De hoeveelheid data die we met z’n allen dagelijks creëren via e-mail, Facebook, Tinder, slimme apparaten, enzovoort bedraagt inmiddels triljoenen bytes per dag. De totale stapel opgeslagen digitale data loopt in de onuitspreekbare getallen en groeit exponentieel. De meeste data is pas de afgelopen jaren gecreëerd. Er wordt dan ook gesproken van een datarevolutie.
Waar en hoe moeten we al deze data in de toekomst opslaan? Ponskaarten en floppydisks voldoen allang niet meer. Ook de harde schijf en flashdrive hebben niet het eeuwige leven. Een potentiële opvolger komt uit een onverwachte hoek. Men experimenteert namelijk met het oudste opslagmedium op aarde: DNA.
DNA is het erfelijk materiaal dat een organisme van zijn ouders krijgt. Het is een molecuul waarin de blauwdruk ligt opgeslagen die belangrijke informatie bevat over hoe het organisme eruit moet zien en hoe het dient te functioneren. Ook het DNA kende een aantal datarevoluties waarbij steeds meer informatie kon worden opgeslagen.
Een bacterie is een eencellige en kan toe met een relatief kleine blauwdruk.
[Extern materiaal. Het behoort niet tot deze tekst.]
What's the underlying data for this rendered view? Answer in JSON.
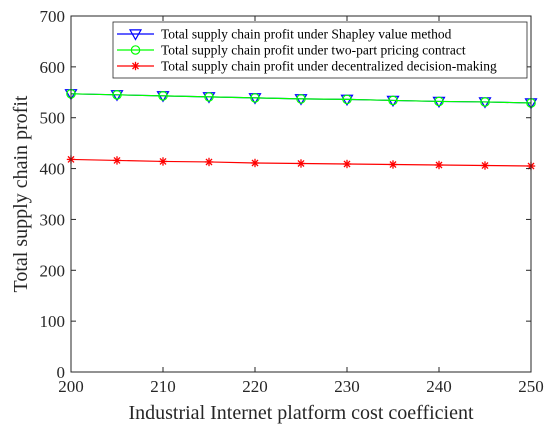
{
  "chart_data": {
    "type": "line",
    "title": "",
    "xlabel": "Industrial Internet platform cost coefficient",
    "ylabel": "Total supply chain profit",
    "xlim": [
      200,
      250
    ],
    "ylim": [
      0,
      700
    ],
    "xticks": [
      200,
      210,
      220,
      230,
      240,
      250
    ],
    "yticks": [
      0,
      100,
      200,
      300,
      400,
      500,
      600,
      700
    ],
    "grid": false,
    "legend_position": "top-right",
    "x": [
      200,
      205,
      210,
      215,
      220,
      225,
      230,
      235,
      240,
      245,
      250
    ],
    "series": [
      {
        "name": "Total supply chain profit under Shapley value method",
        "color": "#0000ff",
        "marker": "triangle-down",
        "values": [
          547,
          545,
          543,
          541,
          539,
          537,
          536,
          534,
          532,
          531,
          529
        ]
      },
      {
        "name": "Total supply chain profit under two-part pricing contract",
        "color": "#00ff00",
        "marker": "circle",
        "values": [
          547,
          545,
          543,
          541,
          539,
          537,
          536,
          534,
          532,
          531,
          529
        ]
      },
      {
        "name": "Total supply chain profit under decentralized decision-making",
        "color": "#ff0000",
        "marker": "asterisk",
        "values": [
          418,
          416,
          414,
          413,
          411,
          410,
          409,
          408,
          407,
          406,
          405
        ]
      }
    ]
  }
}
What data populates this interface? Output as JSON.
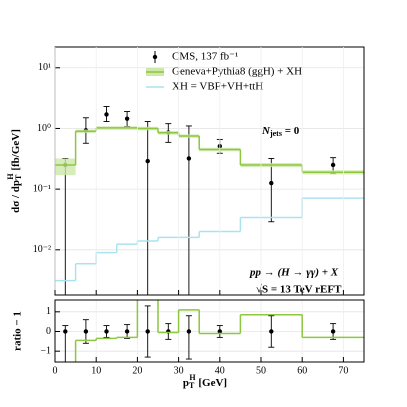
{
  "chart_data": [
    {
      "type": "histogram",
      "log_y": true,
      "grid": true,
      "legend": "top-right",
      "bins": [
        0,
        5,
        10,
        15,
        20,
        25,
        30,
        35,
        45,
        60,
        75
      ],
      "x": [
        2.5,
        7.5,
        12.5,
        17.5,
        22.5,
        27.5,
        32.5,
        40,
        52.5,
        67.5
      ],
      "xlim": [
        0,
        75
      ],
      "ylim": [
        0.0018,
        22
      ],
      "yticks": [
        {
          "value": 0.01,
          "label": "10⁻²"
        },
        {
          "value": 0.1,
          "label": "10⁻¹"
        },
        {
          "value": 1,
          "label": "10⁰"
        },
        {
          "value": 10,
          "label": "10¹"
        }
      ],
      "y_label": {
        "main": "dσ / dp",
        "sub": "T",
        "sup": "H",
        "unit": " [fb/GeV]"
      },
      "annotations": {
        "njets": "N",
        "njets_sub": "jets",
        "njets_rest": " = 0",
        "process": "pp → (H → γγ) + X",
        "energy": "√S = 13 TeV   rEFT"
      },
      "series": [
        {
          "name": "CMS, 137 fb⁻¹",
          "color": "#000000",
          "kind": "points",
          "values": [
            0.25,
            0.93,
            1.7,
            1.45,
            0.29,
            0.86,
            0.32,
            0.51,
            0.126,
            0.25
          ],
          "low": [
            0,
            0.57,
            1.3,
            1.08,
            0,
            0.59,
            0,
            0.39,
            0.029,
            0.18
          ],
          "high": [
            0.32,
            1.5,
            2.3,
            1.9,
            1.3,
            1.2,
            1.1,
            0.66,
            0.32,
            0.33
          ]
        },
        {
          "name": "Geneva+Pythia8 (ggH) + XH",
          "color": "#8dc63f",
          "band_color": "#cde8a8",
          "kind": "step",
          "values": [
            0.25,
            0.9,
            1.02,
            1.02,
            1.0,
            0.85,
            0.75,
            0.45,
            0.25,
            0.19
          ],
          "band_low": [
            0.17,
            0.84,
            0.95,
            0.95,
            0.93,
            0.79,
            0.7,
            0.42,
            0.23,
            0.175
          ],
          "band_high": [
            0.32,
            0.96,
            1.09,
            1.09,
            1.07,
            0.91,
            0.8,
            0.48,
            0.27,
            0.205
          ]
        },
        {
          "name": "XH = VBF+VH+ttH",
          "color": "#a8e4f0",
          "kind": "step",
          "values": [
            0.0031,
            0.0059,
            0.009,
            0.0124,
            0.014,
            0.016,
            0.016,
            0.02,
            0.034,
            0.071
          ]
        }
      ]
    },
    {
      "type": "histogram",
      "grid": true,
      "bins": [
        0,
        5,
        10,
        15,
        20,
        25,
        30,
        35,
        45,
        60,
        75
      ],
      "x": [
        2.5,
        7.5,
        12.5,
        17.5,
        22.5,
        27.5,
        32.5,
        40,
        52.5,
        67.5
      ],
      "xlim": [
        0,
        75
      ],
      "xticks": [
        0,
        10,
        20,
        30,
        40,
        50,
        60,
        70
      ],
      "ylim": [
        -1.55,
        1.6
      ],
      "yticks": [
        {
          "value": -1,
          "label": "−1"
        },
        0,
        1
      ],
      "y_label": "ratio − 1",
      "x_label": {
        "main": "p",
        "sub": "T",
        "sup": "H",
        "unit": "   [GeV]"
      },
      "series": [
        {
          "name": "CMS, 137 fb⁻¹",
          "color": "#000000",
          "kind": "points",
          "values": [
            0,
            0,
            0,
            0,
            0,
            0,
            0,
            0,
            0,
            0
          ],
          "low": [
            -2,
            -0.6,
            -0.3,
            -0.35,
            -1.3,
            -0.4,
            -1.4,
            -0.3,
            -0.8,
            -0.4
          ],
          "high": [
            0.3,
            0.6,
            0.3,
            0.35,
            1.3,
            0.4,
            0.8,
            0.3,
            0.8,
            0.4
          ]
        },
        {
          "name": "Geneva+Pythia8 (ggH) + XH",
          "color": "#8dc63f",
          "kind": "step",
          "values": [
            -2,
            -0.45,
            -0.35,
            -0.3,
            2.5,
            -0.05,
            1.1,
            -0.1,
            0.85,
            -0.3
          ]
        }
      ]
    }
  ]
}
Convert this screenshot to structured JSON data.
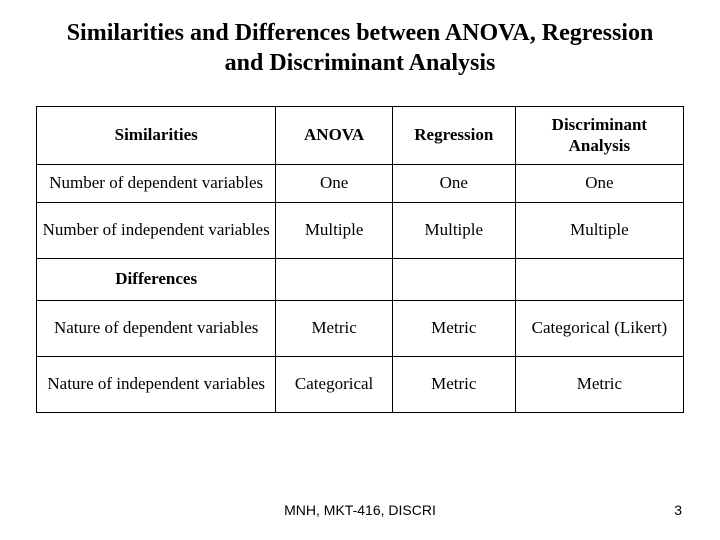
{
  "title": "Similarities and Differences between ANOVA, Regression and Discriminant Analysis",
  "headers": {
    "col0": "Similarities",
    "col1": "ANOVA",
    "col2": "Regression",
    "col3": "Discriminant Analysis"
  },
  "rows": {
    "r1": {
      "label": "Number of dependent variables",
      "anova": "One",
      "regression": "One",
      "discriminant": "One"
    },
    "r2": {
      "label": "Number of independent variables",
      "anova": "Multiple",
      "regression": "Multiple",
      "discriminant": "Multiple"
    },
    "sec": {
      "label": "Differences"
    },
    "r3": {
      "label": "Nature of dependent variables",
      "anova": "Metric",
      "regression": "Metric",
      "discriminant": "Categorical (Likert)"
    },
    "r4": {
      "label": "Nature of independent variables",
      "anova": "Categorical",
      "regression": "Metric",
      "discriminant": "Metric"
    }
  },
  "footer": {
    "center": "MNH, MKT-416, DISCRI",
    "page": "3"
  },
  "style": {
    "background": "#ffffff",
    "border_color": "#000000",
    "title_fontsize": 24,
    "cell_fontsize": 17,
    "footer_fontsize": 14
  }
}
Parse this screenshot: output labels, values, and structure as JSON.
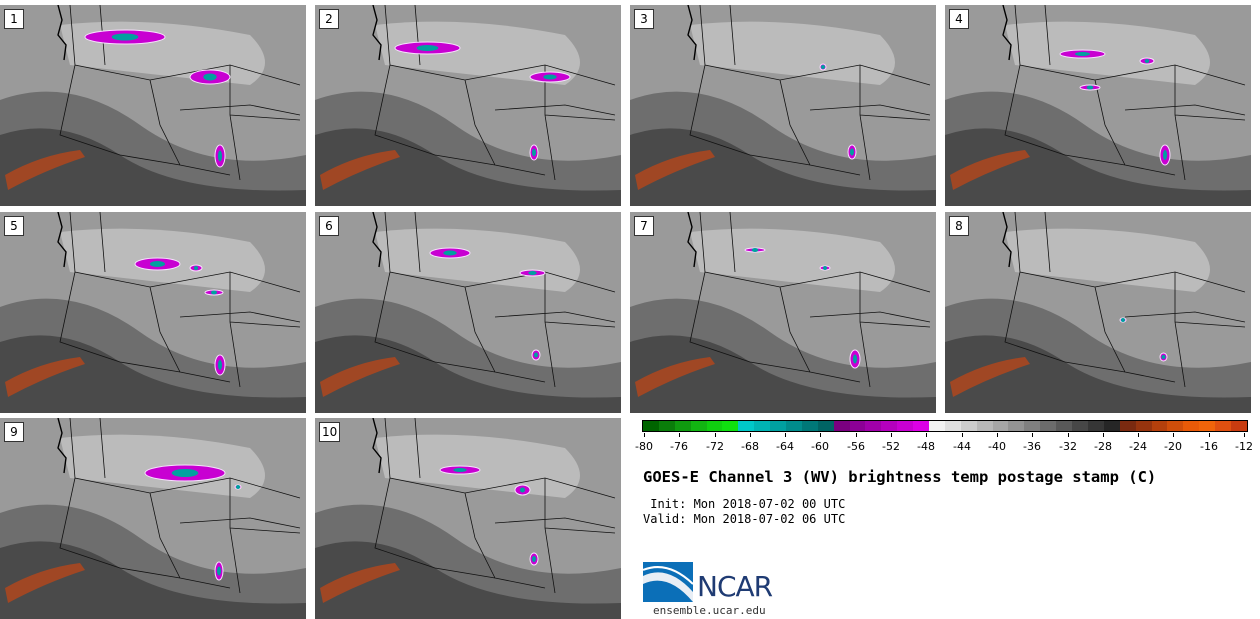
{
  "panels": [
    {
      "label": "1"
    },
    {
      "label": "2"
    },
    {
      "label": "3"
    },
    {
      "label": "4"
    },
    {
      "label": "5"
    },
    {
      "label": "6"
    },
    {
      "label": "7"
    },
    {
      "label": "8"
    },
    {
      "label": "9"
    },
    {
      "label": "10"
    }
  ],
  "colorbar": {
    "ticks": [
      "-80",
      "-76",
      "-72",
      "-68",
      "-64",
      "-60",
      "-56",
      "-52",
      "-48",
      "-44",
      "-40",
      "-36",
      "-32",
      "-28",
      "-24",
      "-20",
      "-16",
      "-12"
    ],
    "colors": [
      "#006400",
      "#0a7d0a",
      "#0f9a0f",
      "#12b512",
      "#10cf10",
      "#10e010",
      "#00c8c8",
      "#00b4b4",
      "#00a0a0",
      "#008c8c",
      "#007878",
      "#006464",
      "#7a0080",
      "#8c0096",
      "#a000aa",
      "#b400be",
      "#c800d2",
      "#dc00e6",
      "#f2f2f2",
      "#e0e0e0",
      "#cccccc",
      "#b8b8b8",
      "#a6a6a6",
      "#939393",
      "#808080",
      "#6c6c6c",
      "#595959",
      "#474747",
      "#363636",
      "#262626",
      "#7a2a10",
      "#96340e",
      "#b4400c",
      "#d04e0a",
      "#e85a08",
      "#f0640a",
      "#e05010",
      "#c83c10"
    ]
  },
  "title": "GOES-E Channel 3 (WV) brightness temp postage stamp (C)",
  "init": " Init: Mon 2018-07-02 00 UTC",
  "valid": "Valid: Mon 2018-07-02 06 UTC",
  "logo_text": "NCAR",
  "site": "ensemble.ucar.edu"
}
Bij het bouwen van een meercellig wezen, zoals een olifant of mens, komt veel meer kijken. Daar zijn veel meer data en instructies voor nodig. Daardoor zit er een wereld van verschil tussen de opslagcapaciteit van bacterieel DNA en dat van ons.
DNA bestaat uit bouwblokken die worden aangeduid met de letters A, C, G en T. De volgordes van deze letters in de DNA-moleculen bepalen de instructies van de blauwdruk, net zoals nullen en enen dat doen in computers. Om DNA als opslag te gebruiken voor digitale data worden de nullen en enen vertaald naar A’s, C’s, G’s en T’s in een kunstmatig DNA-molecuul.
Hier is al driftig mee geëxperimenteerd door wetenschappers en bedrijven zoals Microsoft. Zo werden in kunstmatig DNA al teksten (sonnetten van Shakespeare), filmpjes, plaatjes en geluidsfragmenten (de ‘I had a dream’- speech van Martin Luther King) opgeslagen en uitgelezen.
Datacenter in de badkuip
Het grote voordeel van DNA is dat het klein (een haar is circa vijftigduizend keer dikker), licht en energiezuinig is. Ook is het robuust. DNA uit fossielen van mammoeten en Neanderthalers is nog steeds leesbaar. Bovendien heeft DNA een track record van zolang er leven is. Maar vooral indrukwekkend is de enorm hoge data-dichtheid van DNA. Theoretisch kan er 455 exabyte (455 miljard gigabyte) per gram DNA worden opgeslagen. Dat zal in werkelijkheid een paar orden minder zijn door een aantal praktische beperkingen, maar dat is nog steeds indrukwekkend. Het betekent dat alle data ter wereld zou passen in minder dan tien badkuipen.
Zover is het echter nog niet. Het vervaardigen en uitlezen van DNA is voor verbetering vatbaar en bovendien nog veel te duur en langzaam. Maar de ontwikkelingen op dit gebied gaan snel.
En het stopt niet bij opslag. DNA is ook te gebruiken als een computer. Computers werken met stroom en bewerkingen op rijen nullen en enen. Een DNA-computer werkt met chemische reacties die bewerkingen op rijen A’s, C’s, G’s en T’s uitvoeren. Niet alleen is een DNA-computer klein en energiezuinig, hij kan ook enorm veel berekeningen parallel uitvoeren omdat hij kan rekenen met triljoenen DNA-moleculen tegelijkertijd. Daarmee verslaat de ultieme DNA-computer alle huidige supercomputers met twee vingers in de neus.
Een dergelijke computer is nog niet snel in de winkel te vinden, want ook hier moet nog heel wat werk worden verzet. Maar in een van de experimenten lukte het al om de DNA-computer een spelletje drie-op-een-rij te laten spelen. Het begin is er.